So what about if the energy required energy between two energy levels was 11J but after the higher energy level ionisation occurs, and 12J is supplied? What would the excess energy be in the form of then?
Yeah I should've mentioned this. Any energy above ionization energy will cause ionization. If 'excess' energy were provided, it would appear in the freed electron's kinetic energy.
So, if you supplied 20eV of energy to an electron in the ground state of hydrogen, ionization would occur and the freed electron would have 20 - 13.6 = 6.4eV of kinetic energy.

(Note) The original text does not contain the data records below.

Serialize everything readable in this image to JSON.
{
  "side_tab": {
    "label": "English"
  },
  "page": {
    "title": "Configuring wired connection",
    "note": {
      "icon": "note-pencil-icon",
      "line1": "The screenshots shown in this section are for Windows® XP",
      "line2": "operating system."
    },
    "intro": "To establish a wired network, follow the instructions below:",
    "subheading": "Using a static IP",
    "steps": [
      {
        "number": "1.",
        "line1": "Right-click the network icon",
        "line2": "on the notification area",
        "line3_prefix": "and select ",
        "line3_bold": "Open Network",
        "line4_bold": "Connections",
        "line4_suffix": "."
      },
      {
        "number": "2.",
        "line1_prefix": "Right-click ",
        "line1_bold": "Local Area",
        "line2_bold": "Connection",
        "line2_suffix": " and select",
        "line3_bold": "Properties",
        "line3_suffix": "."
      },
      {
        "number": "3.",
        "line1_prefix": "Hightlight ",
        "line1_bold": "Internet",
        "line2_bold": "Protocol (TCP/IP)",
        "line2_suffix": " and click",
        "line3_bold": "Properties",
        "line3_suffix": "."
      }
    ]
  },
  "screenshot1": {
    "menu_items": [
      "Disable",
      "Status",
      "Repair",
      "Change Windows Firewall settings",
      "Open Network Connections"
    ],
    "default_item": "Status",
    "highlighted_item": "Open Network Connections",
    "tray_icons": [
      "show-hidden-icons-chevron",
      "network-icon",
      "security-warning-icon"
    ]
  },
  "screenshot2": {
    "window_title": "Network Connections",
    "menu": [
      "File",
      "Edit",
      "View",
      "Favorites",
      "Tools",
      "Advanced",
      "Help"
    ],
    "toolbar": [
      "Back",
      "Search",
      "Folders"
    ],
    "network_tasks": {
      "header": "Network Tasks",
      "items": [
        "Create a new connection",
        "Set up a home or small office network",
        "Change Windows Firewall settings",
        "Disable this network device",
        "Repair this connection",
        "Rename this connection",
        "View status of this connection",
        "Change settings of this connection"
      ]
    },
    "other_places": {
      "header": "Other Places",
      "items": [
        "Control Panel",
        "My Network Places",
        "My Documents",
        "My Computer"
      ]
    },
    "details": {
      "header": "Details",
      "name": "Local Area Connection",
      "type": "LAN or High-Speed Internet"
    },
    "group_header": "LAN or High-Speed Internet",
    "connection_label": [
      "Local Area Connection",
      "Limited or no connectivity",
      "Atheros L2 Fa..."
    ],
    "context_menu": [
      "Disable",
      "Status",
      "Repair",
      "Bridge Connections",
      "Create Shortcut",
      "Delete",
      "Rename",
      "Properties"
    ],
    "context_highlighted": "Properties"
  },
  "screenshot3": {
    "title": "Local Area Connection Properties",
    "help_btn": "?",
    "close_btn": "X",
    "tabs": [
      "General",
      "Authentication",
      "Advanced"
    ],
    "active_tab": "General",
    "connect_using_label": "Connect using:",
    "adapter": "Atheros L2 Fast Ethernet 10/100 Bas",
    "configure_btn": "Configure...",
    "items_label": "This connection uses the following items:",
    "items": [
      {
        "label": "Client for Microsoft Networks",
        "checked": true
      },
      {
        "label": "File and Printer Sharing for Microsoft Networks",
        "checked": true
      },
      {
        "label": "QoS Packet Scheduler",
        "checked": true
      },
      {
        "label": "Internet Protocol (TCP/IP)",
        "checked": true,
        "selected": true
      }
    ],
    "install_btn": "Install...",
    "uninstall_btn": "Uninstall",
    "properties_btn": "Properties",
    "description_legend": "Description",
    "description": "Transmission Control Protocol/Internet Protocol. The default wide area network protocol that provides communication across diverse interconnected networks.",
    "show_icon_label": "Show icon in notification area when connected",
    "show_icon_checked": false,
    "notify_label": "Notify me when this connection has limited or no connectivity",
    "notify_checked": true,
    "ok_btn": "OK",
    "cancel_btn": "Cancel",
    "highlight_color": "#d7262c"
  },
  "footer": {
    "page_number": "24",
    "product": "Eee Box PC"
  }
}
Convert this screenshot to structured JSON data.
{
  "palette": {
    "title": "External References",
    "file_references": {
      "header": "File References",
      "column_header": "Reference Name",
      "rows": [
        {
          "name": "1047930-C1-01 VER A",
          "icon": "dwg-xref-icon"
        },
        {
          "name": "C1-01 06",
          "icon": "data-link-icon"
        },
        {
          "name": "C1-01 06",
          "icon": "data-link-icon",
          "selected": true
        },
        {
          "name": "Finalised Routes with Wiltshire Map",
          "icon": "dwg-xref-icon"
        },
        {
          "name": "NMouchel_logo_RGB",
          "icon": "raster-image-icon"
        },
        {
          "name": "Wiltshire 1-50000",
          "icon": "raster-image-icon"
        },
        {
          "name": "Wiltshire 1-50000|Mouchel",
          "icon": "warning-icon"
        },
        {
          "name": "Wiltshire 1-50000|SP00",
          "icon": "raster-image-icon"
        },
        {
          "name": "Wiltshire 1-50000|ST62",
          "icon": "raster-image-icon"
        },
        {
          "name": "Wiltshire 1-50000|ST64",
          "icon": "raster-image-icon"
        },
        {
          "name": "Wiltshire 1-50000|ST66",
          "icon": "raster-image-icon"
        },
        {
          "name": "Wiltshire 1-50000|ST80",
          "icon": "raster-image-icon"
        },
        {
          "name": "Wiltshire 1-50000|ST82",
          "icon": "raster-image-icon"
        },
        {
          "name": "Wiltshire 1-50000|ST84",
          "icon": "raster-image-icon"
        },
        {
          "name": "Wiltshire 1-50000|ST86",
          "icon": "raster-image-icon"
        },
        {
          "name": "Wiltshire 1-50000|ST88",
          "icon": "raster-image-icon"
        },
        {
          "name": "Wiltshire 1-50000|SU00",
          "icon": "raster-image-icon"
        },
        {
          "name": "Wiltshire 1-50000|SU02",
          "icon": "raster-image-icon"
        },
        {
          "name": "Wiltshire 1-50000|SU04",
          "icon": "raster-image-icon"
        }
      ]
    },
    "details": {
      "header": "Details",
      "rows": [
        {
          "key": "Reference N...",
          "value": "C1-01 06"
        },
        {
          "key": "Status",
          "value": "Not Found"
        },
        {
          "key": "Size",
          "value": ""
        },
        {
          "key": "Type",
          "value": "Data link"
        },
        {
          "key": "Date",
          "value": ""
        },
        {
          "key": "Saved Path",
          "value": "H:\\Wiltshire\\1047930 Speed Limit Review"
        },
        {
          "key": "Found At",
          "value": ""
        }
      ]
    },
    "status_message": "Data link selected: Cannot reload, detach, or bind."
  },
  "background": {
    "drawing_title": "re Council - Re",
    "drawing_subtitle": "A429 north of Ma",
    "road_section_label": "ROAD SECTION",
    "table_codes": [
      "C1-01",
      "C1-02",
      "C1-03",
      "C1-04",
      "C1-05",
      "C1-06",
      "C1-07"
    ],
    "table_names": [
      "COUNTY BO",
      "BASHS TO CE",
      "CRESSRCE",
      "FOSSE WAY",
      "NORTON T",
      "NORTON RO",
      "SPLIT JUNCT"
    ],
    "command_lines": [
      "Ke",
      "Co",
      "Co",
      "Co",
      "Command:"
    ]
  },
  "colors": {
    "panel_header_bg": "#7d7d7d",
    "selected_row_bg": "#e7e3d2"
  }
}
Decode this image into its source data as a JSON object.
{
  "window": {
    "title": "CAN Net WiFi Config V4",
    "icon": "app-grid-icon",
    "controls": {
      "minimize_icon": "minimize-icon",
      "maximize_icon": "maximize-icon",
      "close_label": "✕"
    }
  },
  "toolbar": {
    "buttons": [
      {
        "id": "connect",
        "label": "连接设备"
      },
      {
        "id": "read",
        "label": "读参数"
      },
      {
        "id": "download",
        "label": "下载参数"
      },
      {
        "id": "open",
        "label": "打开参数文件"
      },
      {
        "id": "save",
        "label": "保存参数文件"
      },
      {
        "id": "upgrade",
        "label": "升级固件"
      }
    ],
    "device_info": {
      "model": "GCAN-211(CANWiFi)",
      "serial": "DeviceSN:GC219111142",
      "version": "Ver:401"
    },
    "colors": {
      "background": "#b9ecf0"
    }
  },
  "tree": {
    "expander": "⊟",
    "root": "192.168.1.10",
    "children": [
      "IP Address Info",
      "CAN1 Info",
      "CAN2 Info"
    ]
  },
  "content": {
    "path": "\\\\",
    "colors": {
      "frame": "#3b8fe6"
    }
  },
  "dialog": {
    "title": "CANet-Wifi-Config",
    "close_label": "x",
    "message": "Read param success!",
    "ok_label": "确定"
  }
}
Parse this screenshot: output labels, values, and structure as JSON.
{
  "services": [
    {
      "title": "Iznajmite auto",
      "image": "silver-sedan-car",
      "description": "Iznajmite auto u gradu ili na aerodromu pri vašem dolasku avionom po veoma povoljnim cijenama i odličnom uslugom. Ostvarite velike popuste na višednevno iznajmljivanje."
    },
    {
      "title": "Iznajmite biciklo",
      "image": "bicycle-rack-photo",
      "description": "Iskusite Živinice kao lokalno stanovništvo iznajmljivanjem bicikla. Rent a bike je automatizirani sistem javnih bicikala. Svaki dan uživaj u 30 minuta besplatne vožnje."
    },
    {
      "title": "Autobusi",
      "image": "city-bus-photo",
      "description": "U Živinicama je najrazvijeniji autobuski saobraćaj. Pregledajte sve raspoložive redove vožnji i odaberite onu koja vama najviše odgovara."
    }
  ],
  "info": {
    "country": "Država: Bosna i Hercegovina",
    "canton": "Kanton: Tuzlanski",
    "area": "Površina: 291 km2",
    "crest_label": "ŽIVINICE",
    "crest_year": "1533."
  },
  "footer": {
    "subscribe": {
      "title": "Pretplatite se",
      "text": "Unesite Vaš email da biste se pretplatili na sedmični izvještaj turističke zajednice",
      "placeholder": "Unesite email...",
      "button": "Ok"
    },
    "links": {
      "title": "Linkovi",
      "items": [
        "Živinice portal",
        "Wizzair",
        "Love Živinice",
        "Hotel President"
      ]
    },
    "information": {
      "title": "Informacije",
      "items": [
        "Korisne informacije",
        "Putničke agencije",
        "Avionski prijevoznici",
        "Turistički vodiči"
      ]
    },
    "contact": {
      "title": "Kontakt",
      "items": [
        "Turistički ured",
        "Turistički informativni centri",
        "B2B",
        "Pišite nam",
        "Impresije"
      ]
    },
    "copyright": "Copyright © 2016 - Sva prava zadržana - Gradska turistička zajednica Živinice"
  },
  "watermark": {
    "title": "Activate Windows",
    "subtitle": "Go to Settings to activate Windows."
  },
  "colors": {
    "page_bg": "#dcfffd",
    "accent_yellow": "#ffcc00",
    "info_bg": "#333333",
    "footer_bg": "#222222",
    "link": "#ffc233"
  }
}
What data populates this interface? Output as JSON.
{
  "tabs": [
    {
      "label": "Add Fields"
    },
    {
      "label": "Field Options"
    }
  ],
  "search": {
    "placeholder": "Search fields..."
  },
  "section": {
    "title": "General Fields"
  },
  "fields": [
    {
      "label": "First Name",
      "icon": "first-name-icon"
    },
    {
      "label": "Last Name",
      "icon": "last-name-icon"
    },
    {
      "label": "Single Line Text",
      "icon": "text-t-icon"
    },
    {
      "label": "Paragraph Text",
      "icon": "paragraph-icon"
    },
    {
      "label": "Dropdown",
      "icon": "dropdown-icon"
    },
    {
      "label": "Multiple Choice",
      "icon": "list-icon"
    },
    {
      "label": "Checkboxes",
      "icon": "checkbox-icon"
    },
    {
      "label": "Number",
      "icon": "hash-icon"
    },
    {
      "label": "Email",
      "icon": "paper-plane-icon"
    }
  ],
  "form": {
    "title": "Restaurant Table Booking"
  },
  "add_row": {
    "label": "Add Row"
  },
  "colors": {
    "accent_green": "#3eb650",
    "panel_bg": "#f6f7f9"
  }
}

Okay so applying it to this question:
ionisation - 9.5ev
n=3 - 9.3ev
n=2 - 8.9ev
n=1 - 0ev
A beam of photos, with each photon of energy 9.3eV, is now incident on a sample of this gas at room temperature. Determine the energies absorbed or emitted as a result of all electron transactions that will occur between energy levels as a result of this beam.
I said:
Absorbed: 9.3eV
Emitted: 9.5ev, 0.6ev, 0.2ev, 9.3ev, 0.4ev, 8.9ev
However they said:
Absorbed: 9.3eV
Emitted: 9.3ev, 0.4ev, 8.9ev
Wouldn't it include the three possible emissions from the ionised state? im taking it that it can absorb the photon energy and go to n=3, then from there absorb more photon energy and be ionised. Is this correct? or cant this happen for some reason?